Formula 1, la rabbia di Lewis Hamilton non si placa: “sono totalmente disgustato”

Il pilota della Mercedes è tornato ad esprimere la propria rabbia per l'uccisione di George Floyd, sottolineando la sua avversione per il razzismo

Lewis Hamilton continua ad esprimere la propria rabbia e la propria frustrazione per quanto accaduto a George Floyd, afroamericano ucciso per strada da un poliziotto di Minneapolis senza alcun motivo.

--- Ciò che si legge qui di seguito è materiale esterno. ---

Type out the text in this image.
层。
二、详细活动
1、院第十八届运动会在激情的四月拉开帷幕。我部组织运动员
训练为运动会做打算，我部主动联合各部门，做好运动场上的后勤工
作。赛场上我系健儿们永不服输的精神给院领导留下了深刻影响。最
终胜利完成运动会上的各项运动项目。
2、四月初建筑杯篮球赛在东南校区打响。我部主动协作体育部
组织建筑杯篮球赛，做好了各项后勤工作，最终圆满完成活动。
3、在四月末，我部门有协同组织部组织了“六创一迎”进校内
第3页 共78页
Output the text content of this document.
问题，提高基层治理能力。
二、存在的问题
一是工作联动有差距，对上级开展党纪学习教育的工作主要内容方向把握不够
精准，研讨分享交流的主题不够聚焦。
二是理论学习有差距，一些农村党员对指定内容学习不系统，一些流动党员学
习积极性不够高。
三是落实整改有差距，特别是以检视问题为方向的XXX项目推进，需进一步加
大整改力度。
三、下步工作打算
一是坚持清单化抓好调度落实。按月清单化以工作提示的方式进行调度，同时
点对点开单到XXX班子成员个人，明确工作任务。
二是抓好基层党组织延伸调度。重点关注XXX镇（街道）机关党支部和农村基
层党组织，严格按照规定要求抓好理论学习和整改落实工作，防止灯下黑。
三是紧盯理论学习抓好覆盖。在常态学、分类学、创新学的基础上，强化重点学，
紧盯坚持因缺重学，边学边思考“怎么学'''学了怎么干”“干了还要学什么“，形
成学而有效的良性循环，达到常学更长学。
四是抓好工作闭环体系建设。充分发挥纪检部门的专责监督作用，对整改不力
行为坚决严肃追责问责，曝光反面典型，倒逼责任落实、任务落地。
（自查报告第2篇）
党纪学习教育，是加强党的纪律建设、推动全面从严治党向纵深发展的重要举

Il pilota della Mercedes si è subito schierato contro le discriminazioni razziali, puntando il dito anche contro la Formula 1 per non aver preso posizione. Ieri sera ecco un nuovo sfogo del campione del mondo, arrivato dai suoi canali social: “l’ultima settimana è stata nerissima e non sono riuscito a trattenere le mie emozioni. Sono pieno di rabbia, tristezza e incredulità per quello che i miei occhi hanno visto. Mi sento totalmente sopraffatto dalla rabbia alla vista di un palese disprezzo per la vita della nostra gente. L’ingiustizia che stanno affrontando i nostri fratelli e sorelle in tutto il mondo ripetutamente è disgustosa e DEVE fermarsi“.

Lewis Hamilton
Clive Mason/Getty Images

Hamilton poi ha proseguito: “molti sembrano sorpresi, ma per noi, purtroppo, tutto ciò non lo è. Per chi è nero, marrone o mulatto è così ogni giorno e non dovremmo sentirci in colpa per essere nati così, o avere paura per il colore della nostra pelle. Will Smith ha detto bene, il razzismo non sta peggiorando, è stato semplicemente documentato perché solo ora il mondo è dotato di videocamere che hanno portato alla luce questo problema in modo così grande“.

Hamilton
Charles Coates/Getty Images

Parole dure quelle del campione del mondo di Formula 1: “solamente quando ci sono queste rivolte e grida per avere giustizia che i poteri forti possono fare qualcosa, ma in realtà è già troppo tardi e non è stato compiuto abbastanza. Ci sono volute centinaia di migliaia di proteste e costruzioni date alle fiamme prima che avvenisse una reazione da parte delle autorità con l’arresto di Derek Chauvin per il suo omicidio, il che è triste. Purtroppo l’America non è l’unico posto dove c’è razzismo e come esseri umani continuiamo a fallire quando non possiamo difendere ciò che è giusto. Per favore, non restate a sedere in silenzio, indipendentemente dal colore della vosta pelle. Black Lives Matter“.